Today, in retail, assortment modeling, pricing, demand forecasting, advertising campaigns and personalization of product recommendations (from the formation of individual offers to loyalty programs) are absolutely impossible without the use of developments in the field of BIG DATA. Meanwhile, the automated and streamlined work of these areas is a guarantee of profit for any retail chain.
However, retail is an area where a large amount of disordered data is accumulating at a tremendous speed: the range of products on the shelves can reach thousands of items, tens of thousands of transactions go through the system every minute, and the retail chains themselves serve millions of customers a day. Thus, on a daily basis, any retail chain must collect, analyze and generate reports on the growing volumes of data that it receives from CRM-, ERP-systems, and points of sale.
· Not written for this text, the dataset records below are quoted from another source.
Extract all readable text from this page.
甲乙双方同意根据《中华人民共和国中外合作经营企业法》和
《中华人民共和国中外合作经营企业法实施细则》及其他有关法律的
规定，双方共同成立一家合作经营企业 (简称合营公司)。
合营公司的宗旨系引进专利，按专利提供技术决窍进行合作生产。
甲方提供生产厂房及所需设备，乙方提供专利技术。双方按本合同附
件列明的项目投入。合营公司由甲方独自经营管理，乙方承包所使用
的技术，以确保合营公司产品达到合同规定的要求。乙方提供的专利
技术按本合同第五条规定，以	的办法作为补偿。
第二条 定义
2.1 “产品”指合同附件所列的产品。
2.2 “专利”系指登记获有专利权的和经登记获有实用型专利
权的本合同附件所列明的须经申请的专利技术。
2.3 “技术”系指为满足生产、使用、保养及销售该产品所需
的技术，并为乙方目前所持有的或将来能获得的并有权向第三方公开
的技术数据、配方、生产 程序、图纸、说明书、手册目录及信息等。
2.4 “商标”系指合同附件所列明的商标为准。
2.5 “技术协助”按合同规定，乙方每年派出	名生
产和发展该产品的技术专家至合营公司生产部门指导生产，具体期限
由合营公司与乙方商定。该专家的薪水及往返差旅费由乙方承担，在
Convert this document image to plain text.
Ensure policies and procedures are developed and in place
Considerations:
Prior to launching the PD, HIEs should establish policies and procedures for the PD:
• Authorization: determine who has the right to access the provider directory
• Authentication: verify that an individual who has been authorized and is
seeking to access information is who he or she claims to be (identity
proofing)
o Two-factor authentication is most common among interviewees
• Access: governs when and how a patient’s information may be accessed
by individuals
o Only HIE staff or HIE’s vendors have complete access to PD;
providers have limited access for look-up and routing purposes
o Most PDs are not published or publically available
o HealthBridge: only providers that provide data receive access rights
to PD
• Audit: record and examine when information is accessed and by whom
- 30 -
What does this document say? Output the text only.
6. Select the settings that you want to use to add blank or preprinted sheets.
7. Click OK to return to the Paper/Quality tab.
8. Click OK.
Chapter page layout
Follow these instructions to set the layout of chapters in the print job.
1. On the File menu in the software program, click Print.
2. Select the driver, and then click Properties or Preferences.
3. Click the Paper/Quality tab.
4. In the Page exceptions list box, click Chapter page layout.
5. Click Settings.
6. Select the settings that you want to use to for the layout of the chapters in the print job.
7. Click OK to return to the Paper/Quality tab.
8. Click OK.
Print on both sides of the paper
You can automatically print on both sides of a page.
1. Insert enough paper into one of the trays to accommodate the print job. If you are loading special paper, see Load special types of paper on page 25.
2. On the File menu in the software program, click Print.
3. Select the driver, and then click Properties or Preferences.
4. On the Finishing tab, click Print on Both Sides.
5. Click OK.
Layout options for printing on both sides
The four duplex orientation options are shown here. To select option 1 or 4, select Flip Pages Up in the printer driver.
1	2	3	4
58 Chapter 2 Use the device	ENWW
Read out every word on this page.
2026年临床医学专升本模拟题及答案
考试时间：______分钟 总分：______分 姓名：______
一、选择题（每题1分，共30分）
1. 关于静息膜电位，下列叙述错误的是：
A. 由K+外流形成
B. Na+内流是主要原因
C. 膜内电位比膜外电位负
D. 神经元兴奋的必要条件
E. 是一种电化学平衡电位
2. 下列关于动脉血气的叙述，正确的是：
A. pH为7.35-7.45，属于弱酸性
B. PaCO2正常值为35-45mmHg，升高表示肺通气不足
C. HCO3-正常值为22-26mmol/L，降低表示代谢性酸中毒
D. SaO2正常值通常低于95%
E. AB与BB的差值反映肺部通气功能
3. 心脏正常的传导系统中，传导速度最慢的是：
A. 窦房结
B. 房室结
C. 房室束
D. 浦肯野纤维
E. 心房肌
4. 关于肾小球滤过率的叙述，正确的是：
The processing of such data is becoming the biggest problem of the retail business — the storage and analytics of such an array of information requires more and more computing resources, scaling ground-based DWHs and expanding staff, which constantly increases the cost of working with data and forces retailers to include these costs in the price of goods. As a result, instead of profit, retailers often get a drop in sales due to regular price increases and, as a result, are forced to reduce the assortment due to lack of sales.
Moreover, constant competition forces retailers to look for new and more effective ways of selling, and making any commercially effective decisions is impossible without high-quality analytics. Such analysis cannot be carried out by conventional means: Excel analytics can only cover a small part of business needs, while most of the data cannot be processed using such tools, as a result — most of the questions will remain unanswered.
Solution for retail
Let’s look at the classic scheme of the functioning of a retail network.
Company data is stored on local SQL servers (ground-based DWH), processed in an OLAP cube (On-Line Analytical Processing) — a structured multidimensional data array that allows multivariate analysis in various sections using SQL Server Analysis Services, and on Based on this consolidated information, daily reports are generated.
Since terrestrial DWH and typical analytics tools do not allow reporting to be displayed in stream mode, the data is updated a maximum of several times a day, which does not allow businesses to make timely decisions, moreover, to automate the process of making them.
For example, a company’s analysts will be able to see a losing trend and react to it only the next day, and by that time it can bring a considerable loss.
Since working with BIG DATA every day requires more and more resources and expanding data warehouses, accordingly, it also becomes more complicated and the amount of required reporting increases. In the case of large retail chains, this leads to a complete impossibility to conduct high-quality analytics and understand what measures should be taken, for example, to determine the optimal assortment, the number of outlets, favorable prices, profit maximization, increase in market share, not to mention what kind of — any forecasting without a thorough and complete analysis of the data is completely impossible.
The solution to this problem, which is the most relevant for retail, is the use of hybrid data warehouses or a complete migration to the Microsoft Azure cloud platform, namely, the use of its Microsoft Azure Synapse Analytics analytical system, which contains modules for connecting, processing, transforming, analytics and visualizing data in live mode.
Microsoft Azure Synapse Analytics allows you to transfer data from DWH (Microsoft Azure Data Factory) and automate BIG DATA analytics (Microsoft Power BI), that is, analytical reports can be transferred to Azure Synapse Analytics and linked to the Power BI data visualization platform, which will provide practically 24/7 data monitoring.
In the future, based on this descriptive and diagnostic analytics (descriptive and predictive analytics), you can build predictive (predictive, advanced analytics) using the Microsoft Data Bricks module, which will allow you to develop AI models for classifying and segmenting visitors, forecasting demand, pricing, automating commodity stocks.
The resulting forecasts can be used for assortment planning, launching advertising campaigns, developing loyalty programs, and much more.
- The transition to Microsoft Azure Synapse Analytics optimizes infrastructure costs and allows you to “infinitely” scale data warehouses — the company pays only for the power consumed and the platform modules used, and can expand the service package at any time.
- Daily reports can be updated every 15-45 minutes, instead of once a day, which will allow the business to quickly respond to changes
- Usually, data is collected in different ways and systems, often so technologically different that it is difficult to aggregate them and even more so to conduct a qualitative analysis. Azure Synapse Analytics allows you to get a single automated solution for data storage and analytics within a single platform.
- Maintaining the company’s IT infrastructure and ensuring its uninterrupted operation becomes the responsibility of Microsoft — the company guarantees at least 99.5% availability of its services according to the SLA (Service Level Agreement).
- Microsoft guarantees data security — the platform allows you to set access levels to reports and monitor user activity.
- Today, modern data solutions are developed on cloud platforms, and therefore it will be difficult for a company that ignores this trend to gain competitive advantages in the near future.